At a time when record numbers of people are losing their homes, unemployment is rising and a growing number of families are in need, California caterers, hotels and restaurants throw out roughly 1.5 million tons of perfectly good food every year, according to the state Integrated Waste Management Board.
And you know what? If you're the one springing for that hotel banquet, wedding party or corporate event, you have the right to insist that any leftovers be donated to charity.
In fact, a 1996 federal law specifically shields people from liability for any problems resulting from food donations -- if someone gets sick, say.
So why is so much food ending up in the dumpster?
"It's not the liability that caterers are worried about," said Michael Flood, chief exec of the Los Angeles Regional Food Bank. "It's the logistics."
Simply put, it's often too much hassle for caterers and hotels to arrange for leftover food to be given to a homeless shelter or soup kitchen. So they toss it in the trash.
"They are literally throwing food away," said John Knapp, president of the Foodbank of Southern California. "Meanwhile we have 1.3 million children going to bed hungry every night. It makes no moral sense."

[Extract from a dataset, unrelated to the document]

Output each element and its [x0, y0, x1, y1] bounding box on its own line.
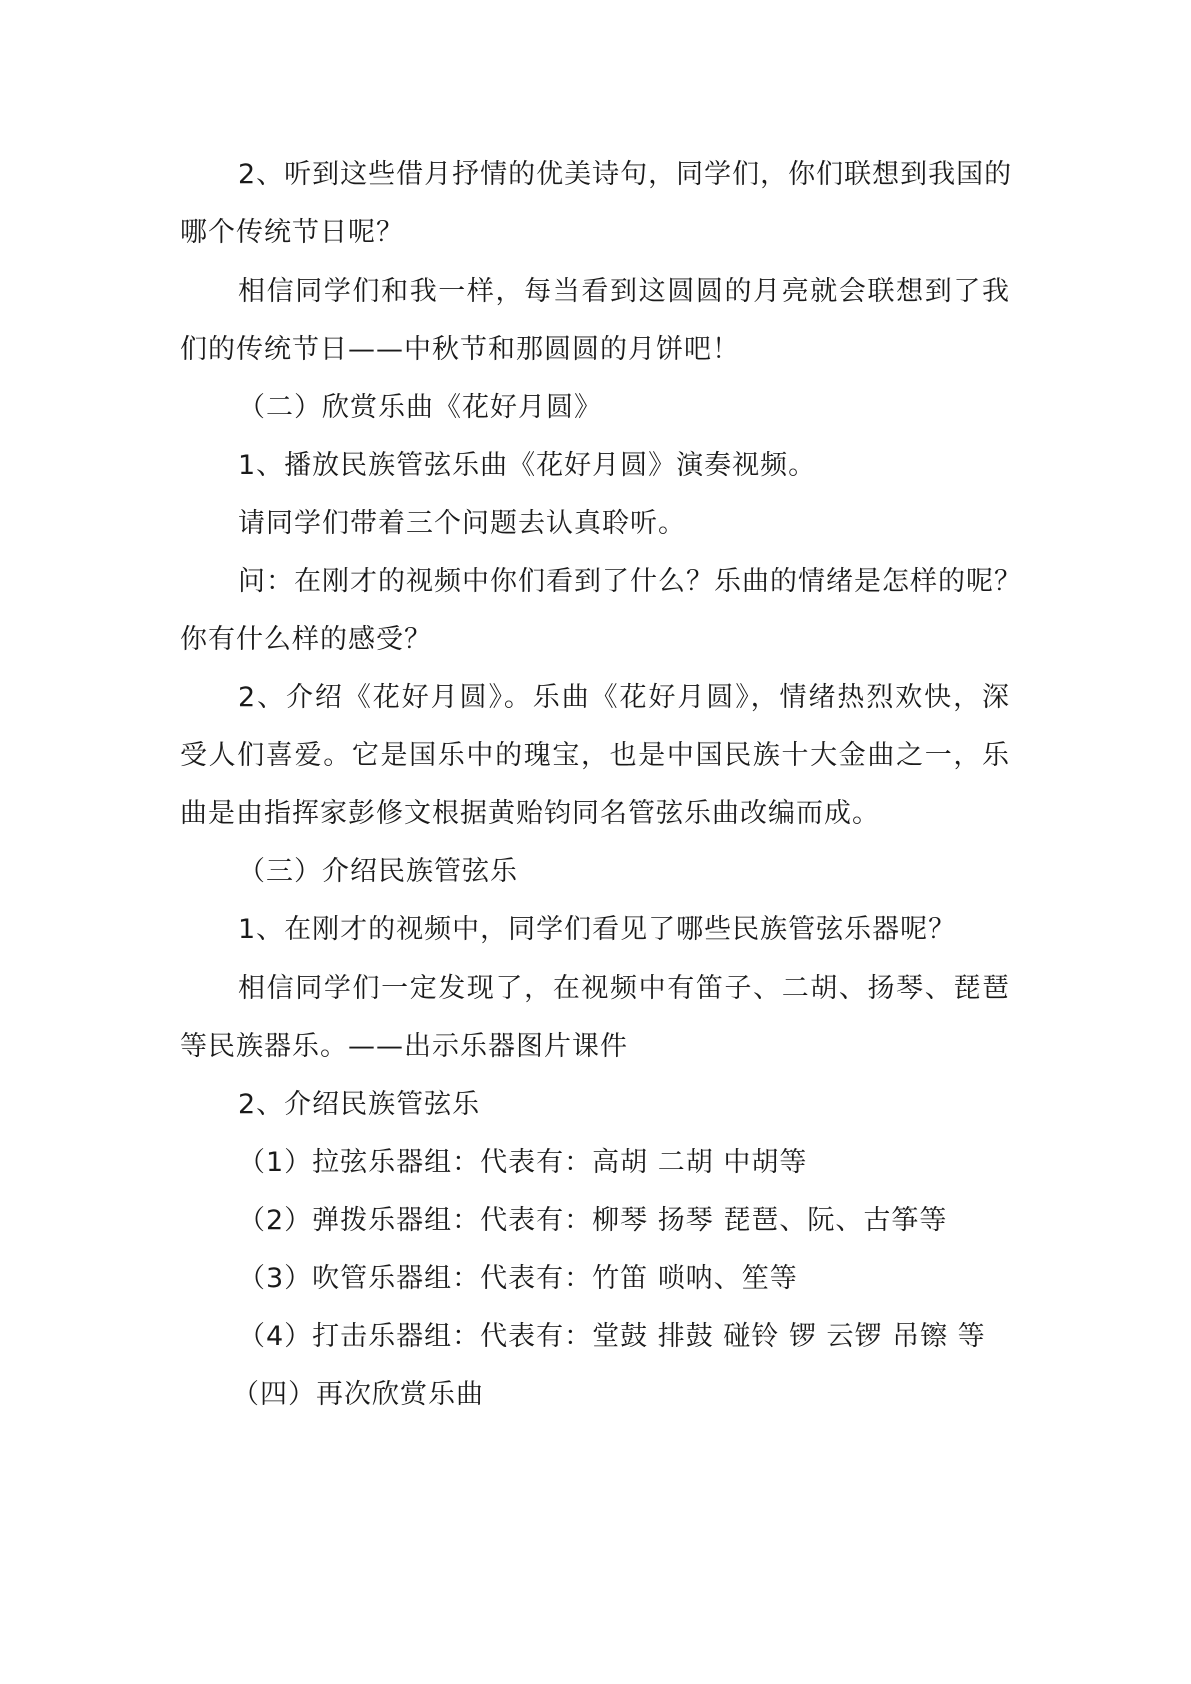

State Sen. Jenny Oropeza (D-Long Beach) tried to take a small step toward remedying this last year with legislation that would have imposed the modest requirement that caterers inform clients they have the option of donating uneaten food to charity.
That bill, SB 1443, was shot down by the California Restaurant Assn., which argued that any such requirement would be troublesome for its members.
So now Oropeza is back with a new bill, SB 35, that she says is once again intended to remedy the problem of all that food going to waste.
And once again, the restaurant association is saying that if there's anything in there that even smacks of a donation requirement for caterers -- or even just a requirement that clients be informed of their rights -- they'll kill off this bill as well.
"The problem is making this a mandate," said Lara Dunbar, the group's senior vice president of government affairs. "This will expose people to breach-of-contract issues."
Big deal, you'd think. With so many people going hungry, and with federal law already protecting food donors, what's the harm in merely ensuring that party throwers know they can do some good with whatever's left in the steam trays?